Researchers conducted a meta-analysis spanning five decades looking into coronary heart disease (CHD).
CHD – that also goes by the name of ischaemic heart disease – has three main symptoms: chest pain (angina), heart attacks and heart failure.
Other symptoms of the disease can include heart palpitations and unusual breathlessness.
In addition, lifestyle factors such as smoking and regularly drinking excessive amounts of alcohol would contribute to the development of CHD.
Back to the study, data from more than 336,000 participants were collected, alongside their self-reported chocolate consumption.
The results revealed that those who ate chocolate more than once a week were associated with an eight percent lower risk of blocked arteries than those who didn’t.
The study’s author, Dr Chayakrit Krittanawong, commented: “Our study suggests that chocolate helps keep the heart’s blood vessels healthy.

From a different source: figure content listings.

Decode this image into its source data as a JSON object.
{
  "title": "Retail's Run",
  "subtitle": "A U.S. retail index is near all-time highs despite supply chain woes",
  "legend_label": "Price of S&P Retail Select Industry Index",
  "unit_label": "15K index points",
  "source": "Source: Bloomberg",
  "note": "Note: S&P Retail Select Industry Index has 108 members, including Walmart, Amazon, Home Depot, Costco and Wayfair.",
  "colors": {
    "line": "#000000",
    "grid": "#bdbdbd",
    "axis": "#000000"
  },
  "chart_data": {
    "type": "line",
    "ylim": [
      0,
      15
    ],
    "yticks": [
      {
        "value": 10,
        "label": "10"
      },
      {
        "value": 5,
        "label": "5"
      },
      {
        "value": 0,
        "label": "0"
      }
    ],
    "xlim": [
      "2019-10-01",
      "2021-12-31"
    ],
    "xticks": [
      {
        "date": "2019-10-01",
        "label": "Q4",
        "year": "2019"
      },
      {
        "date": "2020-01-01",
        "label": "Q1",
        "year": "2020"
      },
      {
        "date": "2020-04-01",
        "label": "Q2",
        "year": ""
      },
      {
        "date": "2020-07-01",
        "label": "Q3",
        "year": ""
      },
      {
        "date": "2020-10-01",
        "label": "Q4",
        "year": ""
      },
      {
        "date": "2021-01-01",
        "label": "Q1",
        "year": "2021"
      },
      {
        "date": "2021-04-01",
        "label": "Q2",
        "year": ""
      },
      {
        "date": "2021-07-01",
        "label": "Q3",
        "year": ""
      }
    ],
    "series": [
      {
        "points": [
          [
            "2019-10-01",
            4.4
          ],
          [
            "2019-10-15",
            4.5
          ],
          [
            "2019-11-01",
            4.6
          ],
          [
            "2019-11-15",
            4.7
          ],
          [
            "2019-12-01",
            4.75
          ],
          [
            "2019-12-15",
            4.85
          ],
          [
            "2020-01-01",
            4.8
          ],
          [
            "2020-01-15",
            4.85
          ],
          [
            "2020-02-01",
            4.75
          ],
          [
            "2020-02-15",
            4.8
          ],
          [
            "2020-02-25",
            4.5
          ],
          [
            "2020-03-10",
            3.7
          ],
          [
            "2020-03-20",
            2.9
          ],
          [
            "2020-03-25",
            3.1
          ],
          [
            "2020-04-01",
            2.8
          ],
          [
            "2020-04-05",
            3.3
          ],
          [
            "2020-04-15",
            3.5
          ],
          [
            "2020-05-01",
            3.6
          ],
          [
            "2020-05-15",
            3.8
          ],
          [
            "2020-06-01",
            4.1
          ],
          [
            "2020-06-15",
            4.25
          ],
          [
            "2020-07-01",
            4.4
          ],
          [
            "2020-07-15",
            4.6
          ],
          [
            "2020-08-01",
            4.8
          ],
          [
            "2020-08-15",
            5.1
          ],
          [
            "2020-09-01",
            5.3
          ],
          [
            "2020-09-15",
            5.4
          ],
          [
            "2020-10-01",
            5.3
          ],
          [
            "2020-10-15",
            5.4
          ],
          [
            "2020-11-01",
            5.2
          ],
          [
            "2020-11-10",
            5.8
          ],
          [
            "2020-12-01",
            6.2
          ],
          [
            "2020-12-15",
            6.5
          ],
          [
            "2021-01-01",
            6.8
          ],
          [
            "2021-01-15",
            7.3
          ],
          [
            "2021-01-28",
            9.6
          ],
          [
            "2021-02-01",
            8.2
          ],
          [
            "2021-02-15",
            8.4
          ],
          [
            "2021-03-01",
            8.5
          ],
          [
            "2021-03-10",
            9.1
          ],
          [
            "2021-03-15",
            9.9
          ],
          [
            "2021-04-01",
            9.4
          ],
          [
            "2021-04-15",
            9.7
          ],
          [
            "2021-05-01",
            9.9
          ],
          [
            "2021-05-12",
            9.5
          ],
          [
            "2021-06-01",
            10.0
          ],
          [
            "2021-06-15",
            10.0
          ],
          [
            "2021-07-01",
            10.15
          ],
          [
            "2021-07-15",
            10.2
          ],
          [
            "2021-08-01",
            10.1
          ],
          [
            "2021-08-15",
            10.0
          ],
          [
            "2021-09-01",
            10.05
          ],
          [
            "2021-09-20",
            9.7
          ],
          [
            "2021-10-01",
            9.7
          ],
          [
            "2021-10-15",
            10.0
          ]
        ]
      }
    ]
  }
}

“Chocolate contains heart-healthy nutrients such as flavonoids, methylxanthines, polyphenols and stearic acid which may reduce inflammation and increase good cholesterol.”
Good cholesterol, otherwise known as high-density lipoprotein (HDL), collects “bad” cholesterol – the kind that furs up the heart’s arteries – and transports it to the liver.
In the liver, “bad” (low-density lipoprotein) cholesterol is broken down and excreted from the body.
However, the new study doesn’t examine portion sizes, or the type of chocolate enjoyed.
It’s not clear whether the participants ate dark chocolate, milk chocolate or some other cocoa confectionary.
The findings were based on previous research that concluded that consuming cocoa (found in chocolate) reduced the risk of a heart attack.
It’s believed by scientists the flavonoids found in chocolate lower blood pressure and improve vascular function.
Vascular function refers to how effectively the blood delivers oxygen and nutrients throughout the body and carries away waste material.
In regards to the new research, lifestyle factors weren’t highlighted in the results.
Dr Alice Lichtenstein commented on the data, suggesting that those who admitted to eating chocolate may be more likely to have “a healthy body weight”.
She added that they could “regularly engage” in physical exercise and be “less stressed”.
She continued: “Each factor could independently impact on cardiovascular health.”